A somewhat gentle introduction to Kademlia

We describe a peer-to-peer system which has provable consistency and performance in a fault-prone environment. Our system routes queries and locates nodes using a novel XOR-based metric topology that simplifies the algorithm and facilitates our proof. The topology has the property that every message exchanged conveys or reinforces useful contact information. The system exploits this information to send parallel, asynchronous query messages that tolerate node failures without imposing timeout delays on users.

Even the abstract from the Kademlia paper is a lot to digest and I think we can say there's not going to be any hand-holding. Accordingly, this blog will serve as a collection of my thoughts.

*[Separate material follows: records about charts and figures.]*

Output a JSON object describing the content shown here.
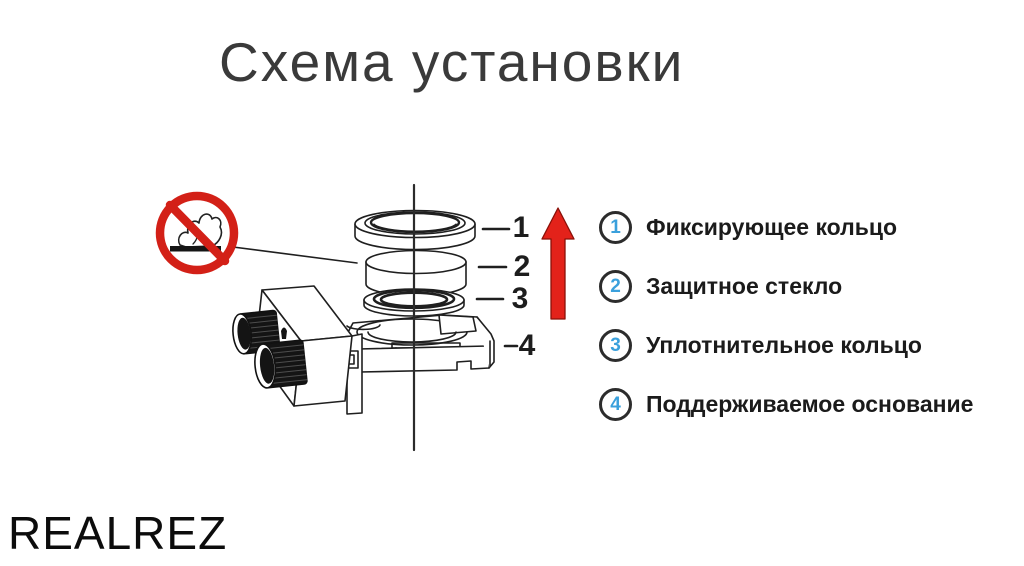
{
  "slide": {
    "title": "Схема установки",
    "watermark": "REALREZ",
    "background": "#ffffff"
  },
  "diagram": {
    "part_numbers": [
      "1",
      "2",
      "3",
      "4"
    ],
    "arrow_color": "#e3221a",
    "prohibition_sign_color": "#d32017",
    "line_color": "#1f1f1f",
    "icons": [
      "no-touch-icon",
      "up-arrow-icon"
    ]
  },
  "legend": {
    "number_color": "#3aa0dc",
    "items": [
      {
        "number": "1",
        "label": "Фиксирующее кольцо"
      },
      {
        "number": "2",
        "label": "Защитное стекло"
      },
      {
        "number": "3",
        "label": "Уплотнительное кольцо"
      },
      {
        "number": "4",
        "label": "Поддерживаемое основание"
      }
    ]
  }
}
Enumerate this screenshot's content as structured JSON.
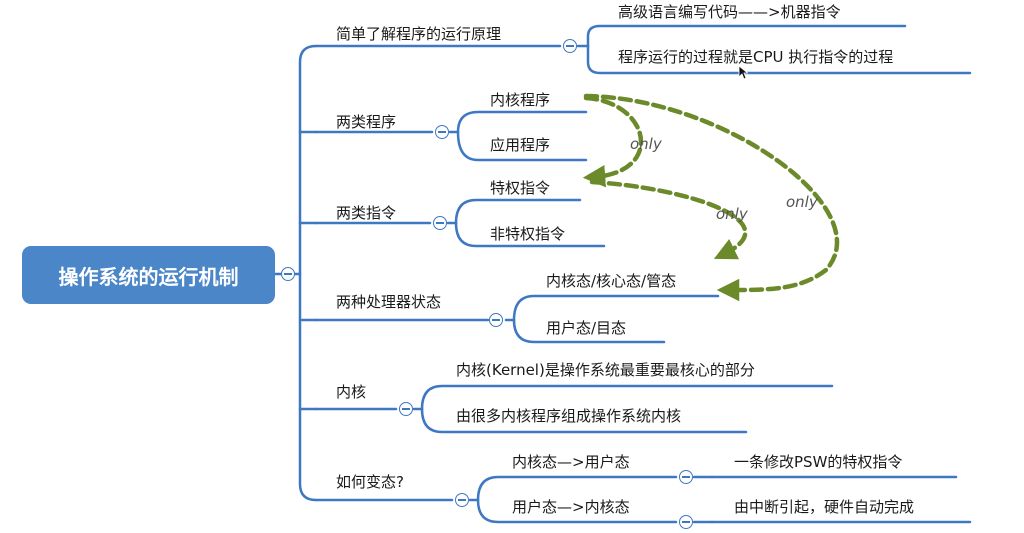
{
  "root": "操作系统的运行机制",
  "branches": [
    {
      "label": "简单了解程序的运行原理",
      "children": [
        "高级语言编写代码——>机器指令",
        "程序运行的过程就是CPU 执行指令的过程"
      ]
    },
    {
      "label": "两类程序",
      "children": [
        "内核程序",
        "应用程序"
      ]
    },
    {
      "label": "两类指令",
      "children": [
        "特权指令",
        "非特权指令"
      ]
    },
    {
      "label": "两种处理器状态",
      "children": [
        "内核态/核心态/管态",
        "用户态/目态"
      ]
    },
    {
      "label": "内核",
      "children": [
        "内核(Kernel)是操作系统最重要最核心的部分",
        "由很多内核程序组成操作系统内核"
      ]
    },
    {
      "label": "如何变态?",
      "children": [
        {
          "label": "内核态—>用户态",
          "child": "一条修改PSW的特权指令"
        },
        {
          "label": "用户态—>内核态",
          "child": "由中断引起，硬件自动完成"
        }
      ]
    }
  ],
  "annotations": {
    "only_1": "only",
    "only_2": "only",
    "only_3": "only"
  },
  "colors": {
    "root": "#4a86c8",
    "line": "#3f78c2",
    "arrow": "#6b8a2a"
  }
}
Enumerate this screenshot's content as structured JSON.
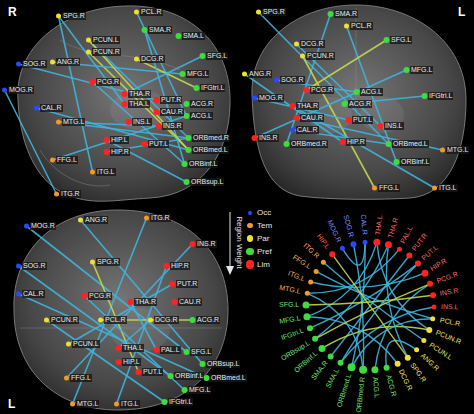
{
  "diagram": {
    "labels": [
      "R",
      "SPG.R",
      "PCL.R",
      "SMA.R",
      "SMA.L",
      "PCUN.L",
      "PCUN.R",
      "DCG.R",
      "SFG.L",
      "SOG.R",
      "ANG.R",
      "MFG.L",
      "PCG.R",
      "IFGtri.L",
      "MOG.R",
      "THA.R",
      "THA.L",
      "PUT.R",
      "ACG.R",
      "CAU.R",
      "ACG.L",
      "CAL.R",
      "MTG.L",
      "INS.L",
      "INS.R",
      "ORBmed.R",
      "HIP.L",
      "PUT.L",
      "HIP.R",
      "ORBmed.L",
      "FFG.L",
      "ORBinf.L",
      "ITG.L",
      "ORBsup.L",
      "ITG.R",
      "L",
      "SPG.R",
      "SMA.R",
      "PCL.R",
      "SFG.L",
      "DCG.R",
      "PCUN.R",
      "MFG.L",
      "ANG.R",
      "SOG.R",
      "PCG.R",
      "ACG.L",
      "IFGtri.L",
      "MOG.R",
      "THA.R",
      "ACG.R",
      "CAU.R",
      "PUT.L",
      "INS.L",
      "CAL.R",
      "INS.R",
      "ORBmed.R",
      "HIP.R",
      "ORBmed.L",
      "MTG.L",
      "ORBinf.L",
      "FFG.L",
      "ITG.L",
      "L",
      "MOG.R",
      "ANG.R",
      "ITG.R",
      "INS.R",
      "SOG.R",
      "SPG.R",
      "HIP.R",
      "PUT.R",
      "CAL.R",
      "PCG.R",
      "THA.R",
      "CAU.R",
      "PCUN.R",
      "PCL.R",
      "DCG.R",
      "ACG.R",
      "PCUN.L",
      "THA.L",
      "PAL.L",
      "SFG.L",
      "HIP.L",
      "ORBsup.L",
      "PUT.L",
      "ORBinf.L",
      "ORBmed.L",
      "FFG.L",
      "MFG.L",
      "IFGtri.L",
      "MTG.L",
      "ITG.L",
      "Region Weight",
      "SOG.R",
      "CAL.R",
      "THA.L",
      "THA.R",
      "PAL.L",
      "PUT.R",
      "PUT.L",
      "HIP.R",
      "PCG.R",
      "INS.R",
      "INS.L",
      "PCL.R",
      "PCUN.R",
      "PCUN.L",
      "ANG.R",
      "SPG.R",
      "DCG.R",
      "ACG.R",
      "ACG.L",
      "ORBmed.R",
      "ORBmed.L",
      "SMA.L",
      "SMA.R",
      "ORBinf.L",
      "ORBsup.L",
      "IFGtri.L",
      "MFG.L",
      "SFG.L",
      "MTG.L",
      "ITG.L",
      "FFG.L",
      "ITG.R",
      "HIP.L",
      "MOG.R"
    ],
    "legend": [
      {
        "text": "Occ",
        "color": "#2a48ff"
      },
      {
        "text": "Tem",
        "color": "#f09a2a"
      },
      {
        "text": "Par",
        "color": "#f0e034"
      },
      {
        "text": "Pref",
        "color": "#3fdc3f"
      },
      {
        "text": "Lim",
        "color": "#ff2222"
      }
    ]
  }
}
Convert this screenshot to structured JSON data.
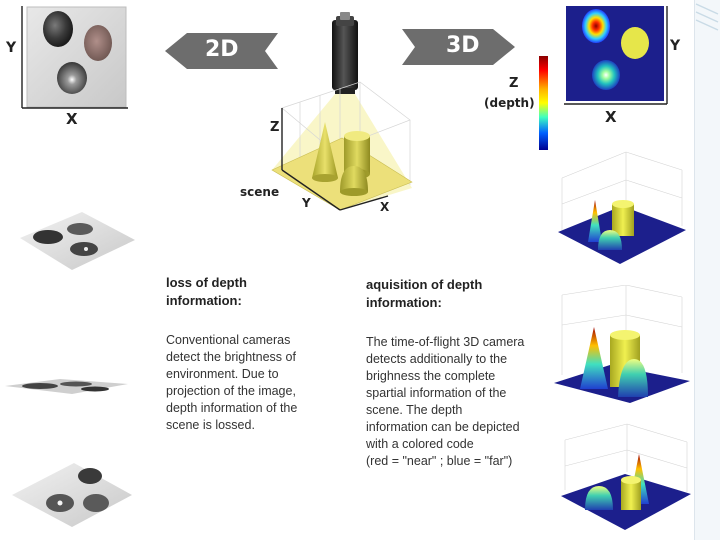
{
  "left_panel": {
    "y_axis": "Y",
    "x_axis": "X"
  },
  "arrow_2d": "2D",
  "arrow_3d": "3D",
  "right_panel": {
    "y_axis": "Y",
    "x_axis": "X",
    "colorbar_z": "Z",
    "colorbar_depth": "(depth)"
  },
  "scene": {
    "z_axis": "Z",
    "y_axis": "Y",
    "x_axis": "X",
    "label": "scene"
  },
  "text_2d": {
    "heading_line1": "loss of depth",
    "heading_line2": "information:",
    "lines": [
      "Conventional cameras",
      "detect the brightness of",
      "environment. Due to",
      "projection of the image,",
      "depth information of the",
      "scene is lossed."
    ]
  },
  "text_3d": {
    "heading_line1": "aquisition of depth",
    "heading_line2": "information:",
    "lines": [
      "The time-of-flight 3D camera",
      "detects additionally to the",
      "brighness the complete",
      "spartial information of the",
      "scene. The depth",
      "information can be depicted",
      "with a colored code",
      "(red = \"near\" ; blue = \"far\")"
    ]
  },
  "colors": {
    "arrow_gray": "#6d6d6d",
    "scene_yellow": "#efe57a",
    "plot_blue": "#1c1f8c",
    "surface_yellow": "#e6e64a"
  }
}
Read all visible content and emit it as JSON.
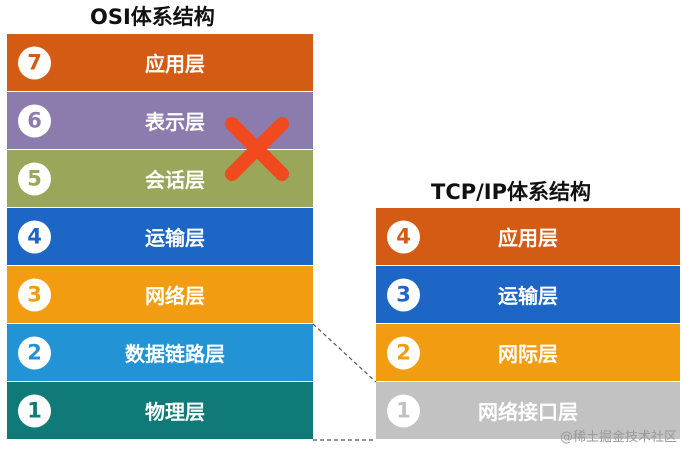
{
  "osi": {
    "title": "OSI体系结构",
    "layers": [
      {
        "num": "7",
        "name": "应用层",
        "color": "#d35b13"
      },
      {
        "num": "6",
        "name": "表示层",
        "color": "#8c7cad"
      },
      {
        "num": "5",
        "name": "会话层",
        "color": "#9aa65a"
      },
      {
        "num": "4",
        "name": "运输层",
        "color": "#1e66c6"
      },
      {
        "num": "3",
        "name": "网络层",
        "color": "#f29c12"
      },
      {
        "num": "2",
        "name": "数据链路层",
        "color": "#2294d6"
      },
      {
        "num": "1",
        "name": "物理层",
        "color": "#0f7a78"
      }
    ]
  },
  "tcpip": {
    "title": "TCP/IP体系结构",
    "layers": [
      {
        "num": "4",
        "name": "应用层",
        "color": "#d35b13"
      },
      {
        "num": "3",
        "name": "运输层",
        "color": "#1e66c6"
      },
      {
        "num": "2",
        "name": "网际层",
        "color": "#f29c12"
      },
      {
        "num": "1",
        "name": "网络接口层",
        "color": "#c2c2c2"
      }
    ]
  },
  "cross_color": "#f04a1e",
  "watermark": "@稀土掘金技术社区"
}
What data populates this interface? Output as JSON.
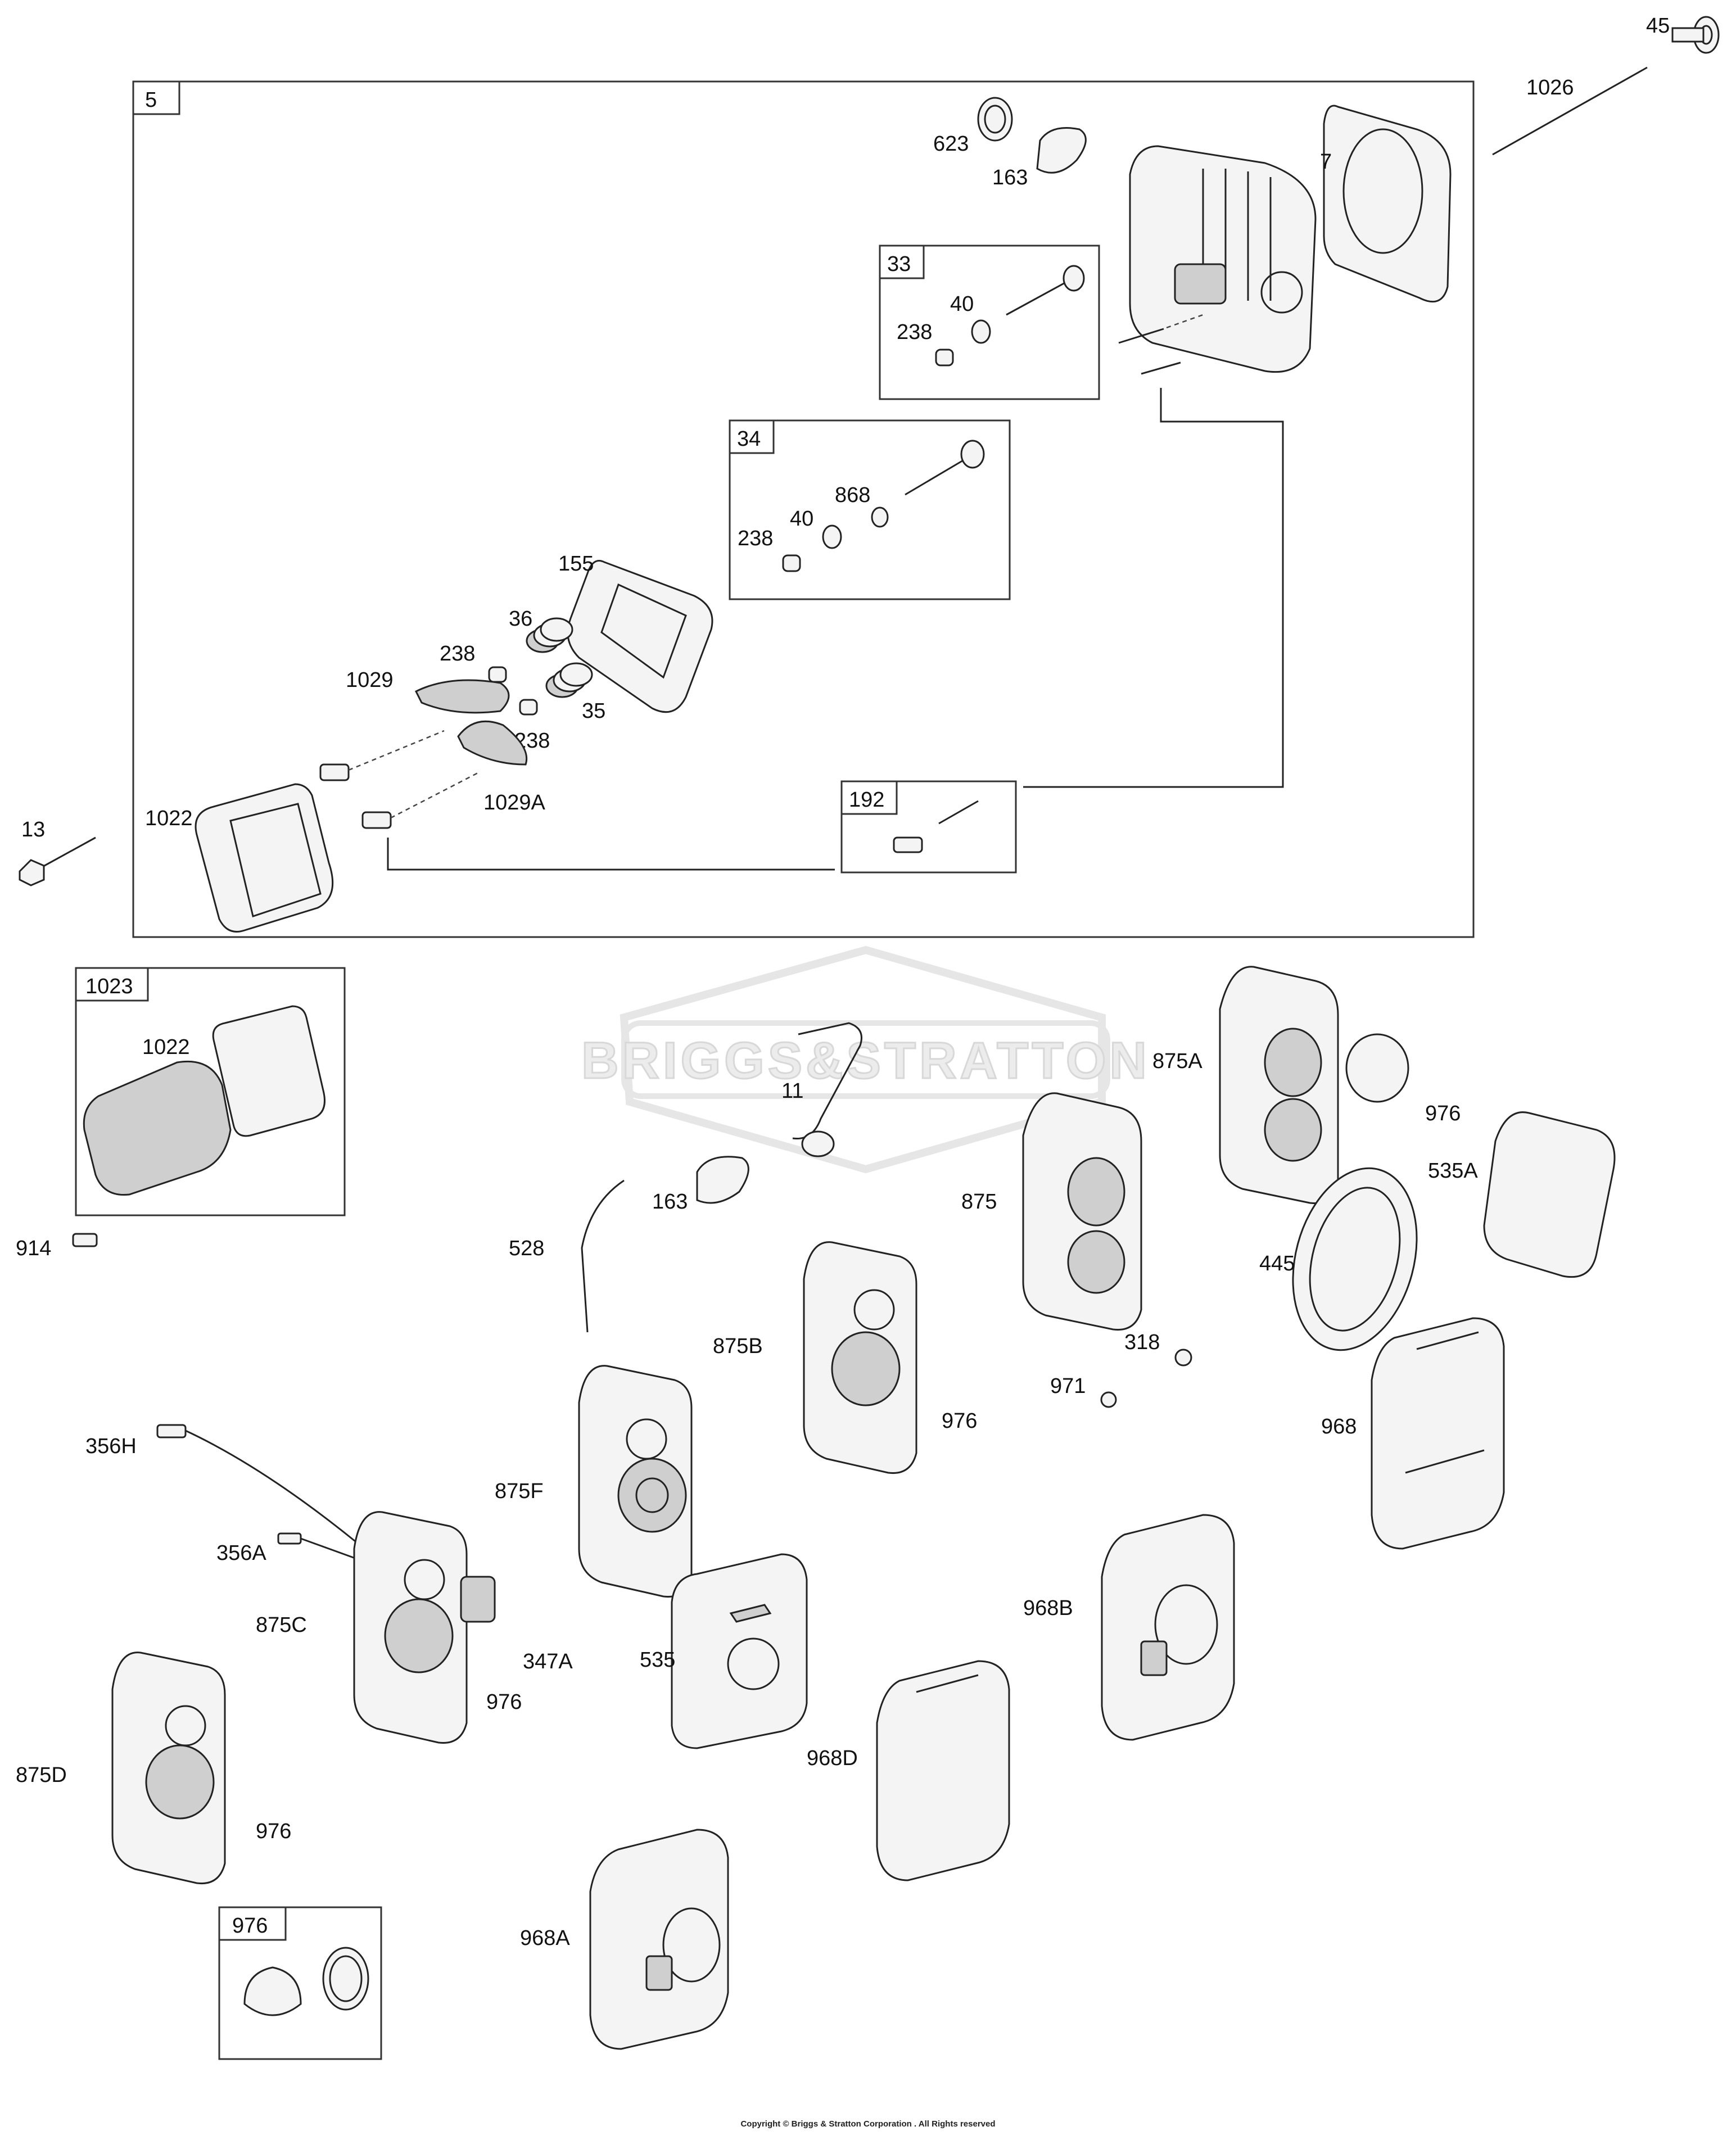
{
  "watermark": "BRIGGS&STRATTON",
  "copyright": "Copyright © Briggs & Stratton Corporation . All Rights reserved",
  "boxes": {
    "b5": "5",
    "b33": "33",
    "b34": "34",
    "b192": "192",
    "b1023": "1023",
    "b976": "976"
  },
  "labels": {
    "l45": "45",
    "l1026": "1026",
    "l623": "623",
    "l163a": "163",
    "l7": "7",
    "l40a": "40",
    "l238a": "238",
    "l868": "868",
    "l40b": "40",
    "l238b": "238",
    "l155": "155",
    "l36": "36",
    "l238c": "238",
    "l1029": "1029",
    "l35": "35",
    "l238d": "238",
    "l1029A": "1029A",
    "l1022a": "1022",
    "l13": "13",
    "l1022b": "1022",
    "l914": "914",
    "l11": "11",
    "l163b": "163",
    "l528": "528",
    "l875A": "875A",
    "l976a": "976",
    "l875": "875",
    "l535A": "535A",
    "l445": "445",
    "l318": "318",
    "l971": "971",
    "l875B": "875B",
    "l976b": "976",
    "l968": "968",
    "l356H": "356H",
    "l875F": "875F",
    "l356A": "356A",
    "l875C": "875C",
    "l347A": "347A",
    "l976c": "976",
    "l535": "535",
    "l968B": "968B",
    "l875D": "875D",
    "l976d": "976",
    "l968D": "968D",
    "l968A": "968A"
  }
}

An overview of the hash table

To begin, we'll go over a few definitions. Firstly, a hash function is a map $h$ such that

h : \{0, 1, ..., u - 1\} \to \{0, 1, ..., m -1\} = K.

for $u < m$ . In words, $h$ reduces a universe $\mathcal{U}$ with $u$ -many keys to $m$ -many buckets.

Next, a collision occurs whenever $h(k_i) = h(k_j)$ for two keys $k_i \neq k_j \in \mathcal{U}$ . A well-behaved hash function avoids collisions. Specifically, the authors of Kademlia propose SHA-1 with a keyspace ( $\mathcal{U}$ in our model) of 160 bits.

Abstractly, a hashmap $H$ supports $\verb|put|(key, val)$ and $\verb|get|(key)$ . The former takes a key $k$ and stores value $v$ in bucket $H[h(k)]$ and the latter returns $H[h(k)]$ .

The upshot of this datastructure is fantastic lookup times (constant on average), but sometimes we need to store large values. Accordingly, we can store parts of the map on separate computers. But who coordinates all the computers? A centralized computer, much like the director of a play, decides which keys of the hashmap go to which computer. But say the director decides to quit the play, we've lost access to the values in our hashmap and this map is not particularly resilient.

What is a distributed hash table anyways?

Enter the distributed hash table. Much like the traditional hashmap, DHT also supports $\verb|put|(key, val)$ and $\verb|get|(key)$ . But it is fault-tolerant because if a computer leaves the network, we can still access the map.

Now, it would be wonderful if we had a protocol that partitions our map to many computers without a director. This is precisely what Kademlia proposes.

In my next blog posts, I'll go over the how and why of Kademlia.